Nós negras e negros também não existimos ao longo da história, resistimos aos extremos da opressão. Acho que ao chegar até aqui nessa reflexão já é possível entender que o racismo não é uma opressão criada pelo negro ou pela a esquerda para se ter privilégio, não é mesmo?
E sim um sistema criado pelo europeu para se dar bem economicamente, um sistema estruturado ao longo da história de uma forma tão bem planejada que é preciso um outro planejamento para desestruturá-lo. Não vai ser da noite para o dia que estigmas e estereótipos sobre pessoas negras irão desaparecer do imaginário social. Quem escravizou deixou heranças econômicas e simbólicas para os seus descendentes e herança de apropriação e de violência aos descendentes de seus escravizados.

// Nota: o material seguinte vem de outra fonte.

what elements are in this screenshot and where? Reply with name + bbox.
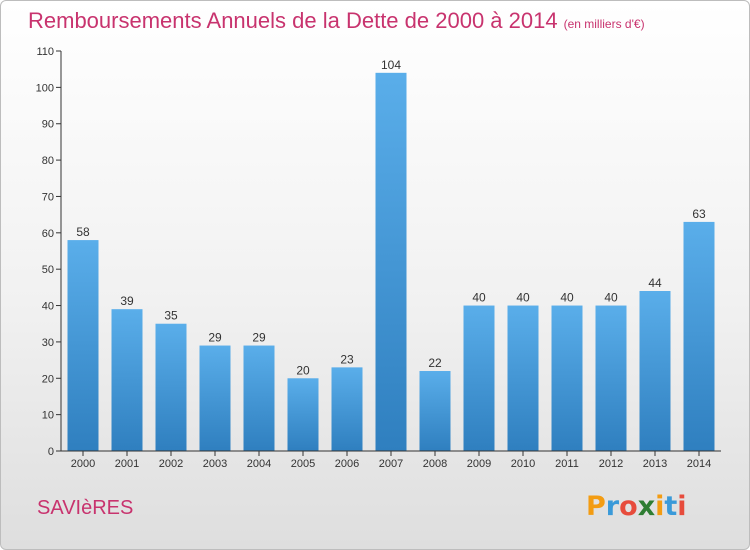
x-tick-label-2004: 2004 bbox=[247, 458, 271, 470]
bar-2014 bbox=[683, 221, 715, 451]
data-label-2008: 22 bbox=[428, 356, 442, 370]
logo-letter: r bbox=[605, 491, 620, 522]
data-label-2010: 40 bbox=[516, 291, 530, 305]
x-tick-label-2006: 2006 bbox=[335, 458, 359, 470]
proxiti-logo: Proxiti bbox=[586, 491, 687, 522]
x-tick-label-2001: 2001 bbox=[115, 458, 139, 470]
logo-letter: o bbox=[619, 491, 638, 522]
y-tick-label: 70 bbox=[42, 191, 54, 203]
bar-2000 bbox=[67, 240, 99, 451]
y-tick-label: 10 bbox=[42, 410, 54, 422]
y-tick-label: 40 bbox=[42, 301, 54, 313]
data-label-2002: 35 bbox=[164, 309, 178, 323]
y-tick-label: 90 bbox=[42, 119, 54, 131]
data-label-2006: 23 bbox=[340, 352, 354, 366]
bar-2009 bbox=[463, 305, 495, 451]
data-label-2009: 40 bbox=[472, 291, 486, 305]
y-tick-label: 0 bbox=[48, 446, 54, 458]
bars-group: 58 39 35 29 29 20 23 104 22 40 40 40 40 44 63 bbox=[67, 58, 715, 452]
x-tick-label-2013: 2013 bbox=[643, 458, 667, 470]
bar-2013 bbox=[639, 291, 671, 451]
x-tick-label-2011: 2011 bbox=[555, 458, 579, 470]
bar-2003 bbox=[199, 345, 231, 451]
bar-2005 bbox=[287, 378, 319, 451]
data-label-2003: 29 bbox=[208, 331, 222, 345]
bar-2011 bbox=[551, 305, 583, 451]
logo-letter: x bbox=[637, 491, 656, 522]
bar-2001 bbox=[111, 309, 143, 451]
y-tick-label: 60 bbox=[42, 228, 54, 240]
y-tick-label: 80 bbox=[42, 155, 54, 167]
x-tick-label-2014: 2014 bbox=[687, 458, 711, 470]
bar-2012 bbox=[595, 305, 627, 451]
y-tick-label: 100 bbox=[36, 82, 54, 94]
data-label-2005: 20 bbox=[296, 363, 310, 377]
chart-unit-note: (en milliers d'€) bbox=[563, 17, 645, 31]
y-tick-label: 20 bbox=[42, 373, 54, 385]
x-axis: 2000 2001 2002 2003 2004 2005 2006 2007 2008 2009… bbox=[61, 450, 721, 470]
y-axis: 0 10 20 30 40 50 60 70 80 90 100 110 bbox=[36, 46, 62, 458]
y-tick-label: 30 bbox=[42, 337, 54, 349]
x-tick-label-2012: 2012 bbox=[599, 458, 623, 470]
data-label-2007: 104 bbox=[381, 58, 401, 72]
x-tick-label-2002: 2002 bbox=[159, 458, 183, 470]
x-tick-label-2003: 2003 bbox=[203, 458, 227, 470]
bar-2010 bbox=[507, 305, 539, 451]
y-tick-label: 50 bbox=[42, 264, 54, 276]
data-label-2000: 58 bbox=[76, 225, 90, 239]
logo-letter: i bbox=[655, 491, 665, 522]
data-label-2012: 40 bbox=[604, 291, 618, 305]
x-tick-label-2000: 2000 bbox=[71, 458, 95, 470]
logo-letter: i bbox=[677, 491, 687, 522]
data-label-2004: 29 bbox=[252, 331, 266, 345]
bar-2002 bbox=[155, 323, 187, 451]
bar-2007 bbox=[375, 72, 407, 452]
bar-2008 bbox=[419, 371, 451, 451]
y-tick-label: 110 bbox=[36, 46, 54, 58]
x-tick-label-2008: 2008 bbox=[423, 458, 447, 470]
bar-2004 bbox=[243, 345, 275, 451]
x-tick-label-2010: 2010 bbox=[511, 458, 535, 470]
chart-title-text: Remboursements Annuels de la Dette de 20… bbox=[28, 8, 558, 33]
logo-letter: P bbox=[586, 491, 606, 522]
data-label-2014: 63 bbox=[692, 207, 706, 221]
bar-2006 bbox=[331, 367, 363, 451]
data-label-2013: 44 bbox=[648, 276, 662, 290]
x-tick-label-2009: 2009 bbox=[467, 458, 491, 470]
data-label-2011: 40 bbox=[560, 291, 574, 305]
commune-name: SAVIèRES bbox=[37, 497, 134, 519]
x-tick-label-2007: 2007 bbox=[379, 458, 403, 470]
data-label-2001: 39 bbox=[120, 294, 134, 308]
logo-letter: t bbox=[664, 491, 678, 522]
x-tick-label-2005: 2005 bbox=[291, 458, 315, 470]
chart-title: Remboursements Annuels de la Dette de 20… bbox=[28, 8, 645, 34]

É essa herança que faz com que a universidade seja branca ao ponto de precisar de uma política que proponha uma reserva de vagas para que pessoas negras, indígenas e quilombolas possam ter acesso. Porque até então 100% das cotas eram para os brancos com critérios de entrada elaborados por eles para eles, mas pago também por nós.
Todas as gerações da minha família arcaram com os custos através de impostos para que filhos e filhas dos descendentes de europeus pudessem estudar nas federais, transformando a educação que deveria ser encarada como básico e de acesso a todos em um artefato do privilégio branco.
Pois então, o óbvio precisa ser dito e é óbvio que o racismo é um sistema de opressão que exclui e mata e não uma mera ofensa, portanto não tem como haver racismo de negros contra brancos. Tem como haver preconceito, falta de gentileza, desrespeito, mas racismo reverso não existe. Por que o poder é branco, a maioria dos políticos, dos juízes, dos médicos, dos cientistas, dos empresários, de quem é dono dos meios de produção são brancos e não há como negros oprimirem brancos em razão da raça.
Esse espaço aqui proporciona uma introdução a esse assunto que mesmo buscando expor de uma forma mais simples não é nada simplista, e se por um acaso você tenha interesse em aprofundar um pouquinho mais pesquise as obras dos intelectuais Achille Mbembe, Carlos Moore, Douglas Barros, Cida Bento, Lélia Gonzalez, Neuza Santos e bell hooks. Tenho certeza que vai gostar muito.